MultiNode Installation

This section provides detailed steps for installing and configuring Apache Airflow in your environment using RPM packages and Management Pack (Mpack). Apache Airflow is a powerful tool for managing complex workflows and data processing pipelines. By utilizing RPM packages and Mpack, the installation and integration processes are simplified, ensuring a smooth deployment.
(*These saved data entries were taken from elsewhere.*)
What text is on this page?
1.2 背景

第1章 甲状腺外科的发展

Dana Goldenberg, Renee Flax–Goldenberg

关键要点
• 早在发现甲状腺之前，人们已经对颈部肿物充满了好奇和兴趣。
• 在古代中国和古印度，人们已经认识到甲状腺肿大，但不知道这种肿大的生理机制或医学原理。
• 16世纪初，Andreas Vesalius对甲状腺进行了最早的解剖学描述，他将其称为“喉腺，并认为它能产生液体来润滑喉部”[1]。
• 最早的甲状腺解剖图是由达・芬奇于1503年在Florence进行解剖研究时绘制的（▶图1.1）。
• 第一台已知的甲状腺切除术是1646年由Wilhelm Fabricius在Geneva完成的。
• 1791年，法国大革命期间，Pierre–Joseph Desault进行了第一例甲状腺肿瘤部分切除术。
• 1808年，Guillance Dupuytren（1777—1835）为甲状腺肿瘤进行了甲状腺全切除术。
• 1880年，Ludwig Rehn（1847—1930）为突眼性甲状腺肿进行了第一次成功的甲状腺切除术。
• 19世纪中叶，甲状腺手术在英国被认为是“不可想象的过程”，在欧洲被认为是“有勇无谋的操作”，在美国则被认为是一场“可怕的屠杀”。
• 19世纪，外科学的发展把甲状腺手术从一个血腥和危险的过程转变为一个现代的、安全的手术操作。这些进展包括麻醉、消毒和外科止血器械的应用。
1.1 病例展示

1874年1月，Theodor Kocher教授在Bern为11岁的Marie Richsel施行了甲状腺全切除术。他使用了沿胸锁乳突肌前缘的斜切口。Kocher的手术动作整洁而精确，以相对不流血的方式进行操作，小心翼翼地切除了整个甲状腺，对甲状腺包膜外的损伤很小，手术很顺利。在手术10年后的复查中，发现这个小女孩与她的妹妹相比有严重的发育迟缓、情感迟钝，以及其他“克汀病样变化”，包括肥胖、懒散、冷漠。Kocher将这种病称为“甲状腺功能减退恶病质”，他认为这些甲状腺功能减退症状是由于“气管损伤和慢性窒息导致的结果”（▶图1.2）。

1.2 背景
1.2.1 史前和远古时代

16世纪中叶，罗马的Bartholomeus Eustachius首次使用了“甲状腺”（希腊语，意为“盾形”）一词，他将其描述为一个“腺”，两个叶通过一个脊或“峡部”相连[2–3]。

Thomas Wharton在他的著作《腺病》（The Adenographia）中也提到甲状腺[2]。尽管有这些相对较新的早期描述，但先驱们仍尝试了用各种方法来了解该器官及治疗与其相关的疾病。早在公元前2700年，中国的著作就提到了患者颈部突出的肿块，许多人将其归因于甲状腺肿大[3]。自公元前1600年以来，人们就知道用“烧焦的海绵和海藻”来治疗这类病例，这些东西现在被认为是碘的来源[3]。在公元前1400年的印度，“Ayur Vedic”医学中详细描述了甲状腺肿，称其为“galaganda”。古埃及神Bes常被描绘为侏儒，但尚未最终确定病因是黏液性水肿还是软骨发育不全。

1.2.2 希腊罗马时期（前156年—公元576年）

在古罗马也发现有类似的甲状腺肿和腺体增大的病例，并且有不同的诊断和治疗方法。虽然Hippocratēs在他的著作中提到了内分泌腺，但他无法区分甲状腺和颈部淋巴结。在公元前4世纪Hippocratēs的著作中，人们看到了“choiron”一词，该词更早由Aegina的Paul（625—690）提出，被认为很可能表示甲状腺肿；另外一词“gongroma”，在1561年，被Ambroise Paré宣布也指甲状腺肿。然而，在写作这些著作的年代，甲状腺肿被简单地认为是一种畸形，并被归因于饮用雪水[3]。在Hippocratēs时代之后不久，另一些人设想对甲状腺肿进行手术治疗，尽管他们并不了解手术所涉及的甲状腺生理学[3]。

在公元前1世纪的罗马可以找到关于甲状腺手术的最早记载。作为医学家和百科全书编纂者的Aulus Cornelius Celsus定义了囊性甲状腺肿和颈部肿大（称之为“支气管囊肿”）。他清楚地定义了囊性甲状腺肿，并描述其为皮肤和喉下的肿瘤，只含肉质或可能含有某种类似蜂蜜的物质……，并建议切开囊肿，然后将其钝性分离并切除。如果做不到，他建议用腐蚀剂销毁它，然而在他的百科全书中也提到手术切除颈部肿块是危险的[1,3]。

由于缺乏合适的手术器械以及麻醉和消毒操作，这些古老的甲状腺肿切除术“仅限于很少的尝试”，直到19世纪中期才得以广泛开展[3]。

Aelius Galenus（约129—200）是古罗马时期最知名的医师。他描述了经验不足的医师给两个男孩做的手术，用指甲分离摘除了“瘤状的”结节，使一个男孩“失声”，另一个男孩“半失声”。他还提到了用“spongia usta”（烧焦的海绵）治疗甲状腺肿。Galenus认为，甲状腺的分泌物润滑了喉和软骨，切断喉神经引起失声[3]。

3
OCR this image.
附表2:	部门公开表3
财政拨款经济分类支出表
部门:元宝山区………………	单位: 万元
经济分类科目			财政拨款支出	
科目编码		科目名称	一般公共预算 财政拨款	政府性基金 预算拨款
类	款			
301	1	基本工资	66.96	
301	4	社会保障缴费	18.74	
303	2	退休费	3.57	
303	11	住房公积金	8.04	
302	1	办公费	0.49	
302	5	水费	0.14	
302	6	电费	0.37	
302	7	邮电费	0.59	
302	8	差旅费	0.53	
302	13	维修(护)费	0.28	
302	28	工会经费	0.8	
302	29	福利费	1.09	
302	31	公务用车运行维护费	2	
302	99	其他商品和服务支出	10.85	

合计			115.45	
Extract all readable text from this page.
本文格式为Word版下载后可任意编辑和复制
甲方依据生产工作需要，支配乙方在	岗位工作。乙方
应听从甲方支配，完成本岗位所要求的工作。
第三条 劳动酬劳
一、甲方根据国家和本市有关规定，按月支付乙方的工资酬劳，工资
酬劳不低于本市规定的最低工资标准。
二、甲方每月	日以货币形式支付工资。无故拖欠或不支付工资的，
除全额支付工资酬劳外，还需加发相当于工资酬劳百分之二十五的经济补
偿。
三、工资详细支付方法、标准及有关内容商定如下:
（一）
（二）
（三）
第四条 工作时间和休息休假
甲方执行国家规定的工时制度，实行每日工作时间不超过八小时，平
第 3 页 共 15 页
Follow these instructions to effectively set up and manage workflows using Apache Airflow on your system.

Here’s how to set up Airflow across two nodes:

Node 1:

  • Airflow Scheduler
  • Airflow Webserver
  • Airflow Celery Worker

Node 2:

  • Airflow Celery Worker

Configuration Details

Node 1

  • Install Airflow.
  • Configure Airflow to run the Scheduler, Webserver, and Worker components.
  • Adjust the airflow.cfg to set the correct hostname and port for the Webserver.

Node 2

  • Install Airflow.
  • Configure Airflow to run only the Worker component.
  • Ensure the Worker’s configuration references the correct broker URL for communications with the Scheduler and the message queue (e.g., RabbitMQ).

General Configuration

  • Install all necessary dependencies on both nodes, including Python packages, database connectors, and other required libraries.
  • If using a database backend, set up the database instances and configure the connection settings in airflow.cfg.
  • Confirm network settings allow for proper communication between Node 1 and Node 2, focusing on required Airflow ports and any related services (e.g., RabbitMQ).
  • Test the configuration thoroughly to ensure all Airflow components communicate effectively across both nodes.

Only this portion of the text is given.